L’invito al rogo, per la verità, non venne raccolto personalmente dal Savonarola, ma da un suo fedelissimo e inseparabile discepolo, grande predicatore anch’egli, Domenico Buonvicini da Pescia. Costui disse che il suo Maestro, che pure sarebbe stato presente, si riservava di fare cose più importanti; e poiché professava apertamente le stesse idee, lo scambio cavallerescamente fu accettato. A fronteggiarlo, o a perire, i francescani scelsero tra loro un converso, Andrea Rondinelli.
Si accese nella piazza un rogo immenso (“un apparecchio di fuoco spaventevole”, lo descrive Nardi), e nessuno dei due, come promesso, provò a sottrarsi all’esperimento: ma il seguace di fra Girolamo, fece in modo di renderlo impossibile.
Infatti il Buonvicini si presentò di fronte alla pira ardente recando in mano l’Ostia consacrata, e non volle deporre il Sacramento, nonostante le insistenze dei francescani. Certo, non si poteva bruciare, insieme all’allievo dell’eretico, anche il Corpo di Gesù. E il responso della Prova del Fuoco sarebbe stato ambiguo se, viceversa, tanto l’Ostia, quanto il savonaroliano che la custodiva, si fossero salvati dalle fiamme. Si sa che, in caso d’incendio di una chiesa o di un tabernacolo, Iddio spesso interviene direttamente a proteggere le particole, lasciandole incombuste. In questo modo un miracolo si sarebbe sovrapposto all’altro, rendendo vano quello in gioco nell’Ordalia.
Nell’escogitare questa “via d’uscita” da una situazione impossibile e irta di pericoli, credo si noti il “tocco”, il marchio, dell’arguta immaginazione di Savonarola, il quale aveva già evitato di sottoporsi direttamente al Giudizio di Dio.
Così la Prova del Fuoco non fu effettuata e ciascuno ritornò alle proprie posizioni.
Le cronache oltretutto raccontano che la disputa sul Sacramento si protrasse per ore, finché giunse una pioggia inaspettata a spegnere le fiamme nelle quali l’ostinato frate Domenico, e il suo rivale francescano, il cavilloso Rondinelli, avrebbero dovuto soggiornare.
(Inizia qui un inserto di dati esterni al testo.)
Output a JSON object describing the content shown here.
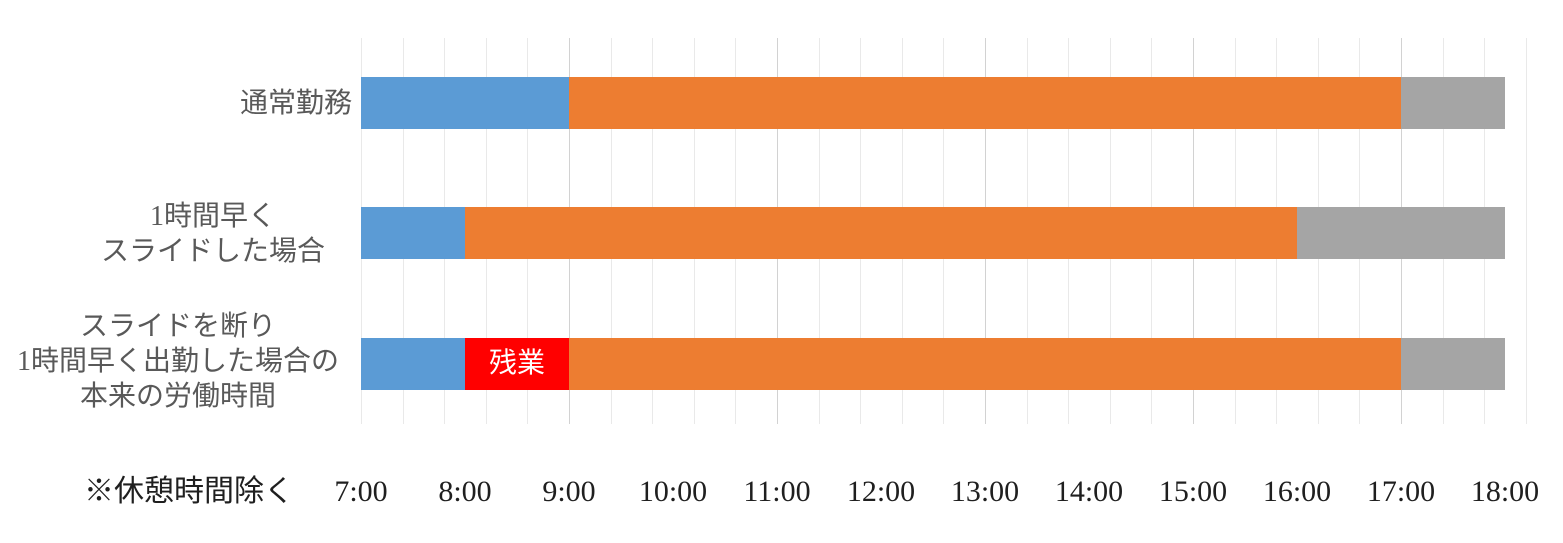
{
  "chart_data": {
    "type": "bar",
    "orientation": "horizontal_stacked_timeline",
    "title": "",
    "note": "※休憩時間除く",
    "x_axis": {
      "start": "7:00",
      "end": "18:00",
      "tick_labels": [
        "7:00",
        "8:00",
        "9:00",
        "10:00",
        "11:00",
        "12:00",
        "13:00",
        "14:00",
        "15:00",
        "16:00",
        "17:00",
        "18:00"
      ],
      "tick_interval_minutes": 60,
      "minor_gridline_minutes": 24,
      "major_gridline_times": [
        "9:00",
        "11:00",
        "13:00",
        "15:00",
        "17:00"
      ],
      "grid": true
    },
    "colors": {
      "blue": "#5B9BD5",
      "orange": "#ED7D31",
      "gray": "#A5A5A5",
      "red": "#FF0000"
    },
    "rows": [
      {
        "name": "normal-work",
        "label_lines": [
          "通常勤務"
        ],
        "segments": [
          {
            "start": "7:00",
            "end": "9:00",
            "color": "blue",
            "label": ""
          },
          {
            "start": "9:00",
            "end": "17:00",
            "color": "orange",
            "label": ""
          },
          {
            "start": "17:00",
            "end": "18:00",
            "color": "gray",
            "label": ""
          }
        ]
      },
      {
        "name": "slid-one-hour-earlier",
        "label_lines": [
          "1時間早く",
          "スライドした場合"
        ],
        "segments": [
          {
            "start": "7:00",
            "end": "8:00",
            "color": "blue",
            "label": ""
          },
          {
            "start": "8:00",
            "end": "16:00",
            "color": "orange",
            "label": ""
          },
          {
            "start": "16:00",
            "end": "18:00",
            "color": "gray",
            "label": ""
          }
        ]
      },
      {
        "name": "refused-slide-original-hours",
        "label_lines": [
          "スライドを断り",
          "1時間早く出勤した場合の",
          "本来の労働時間"
        ],
        "segments": [
          {
            "start": "7:00",
            "end": "8:00",
            "color": "blue",
            "label": ""
          },
          {
            "start": "8:00",
            "end": "9:00",
            "color": "red",
            "label": "残業"
          },
          {
            "start": "9:00",
            "end": "17:00",
            "color": "orange",
            "label": ""
          },
          {
            "start": "17:00",
            "end": "18:00",
            "color": "gray",
            "label": ""
          }
        ]
      }
    ]
  }
}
Segno, commenta il Nardi, che il Cielo stesso si era seccato di tutte quelle brighe.
Ma ancor più dispiaciuto e irritato si dimostrò il popolo accorso, che non gradì affatto gli fosse stato negato il grandioso Spettacolo della Giustizia Divina all’opera.
I fiorentini dei due partiti contrapposti, faziosi e turbolenti come sempre, presero a fronteggiarsi con maggiore accanimento, e i più violenti si dimostrarono certamente quelli che osteggiavano il Profeta. Così che, nel giro di pochi giorni, frate Girolamo – inviso non solo per le sue idee in tema di Fede e per le invettive contro il degrado e i vizi della Chiesa, ma soprattutto per le sue posizioni politiche contrarie ai Medici –, fu estratto a viva forza dai facinorosi dal suo rifugio in san Marco, consegnato agli inquisitori, torturato e condannato a morte in quanto “eretico, scismatico” e predicatore di “cose nuove”.
E il rogo che aveva evitato (forse) con l’Astuzia, sottraendosi all’Ordalia, si accese davvero per lui, ancora e sempre in piazza della Signoria, il 24 maggio 1498.
Savonarola fu impiccato e il suo corpo fu poi arso, e insieme a lui perirono, allo stesso modo, Domenico Buonvicini, il frate che aveva aggirato il Giudizio di Dio, e un altro fedelissimo, Silvestro Maruffi.
Tanto folli furono i loro persecutori, che la campana del priorato che aveva suonato l’allarme, sollecitando il soccorso per gli assediati, “durante l’assalto condotto al convento di san Marco, per cavarne fuori Girolamo Savonarola”, fu giudicata “sediziosa”, al pari d’un essere animato. E quindi, lo ricorda il Waree, fu “condannata, in segno d’ignominia, a passeggiare per tutta la città, in groppa a un asino“.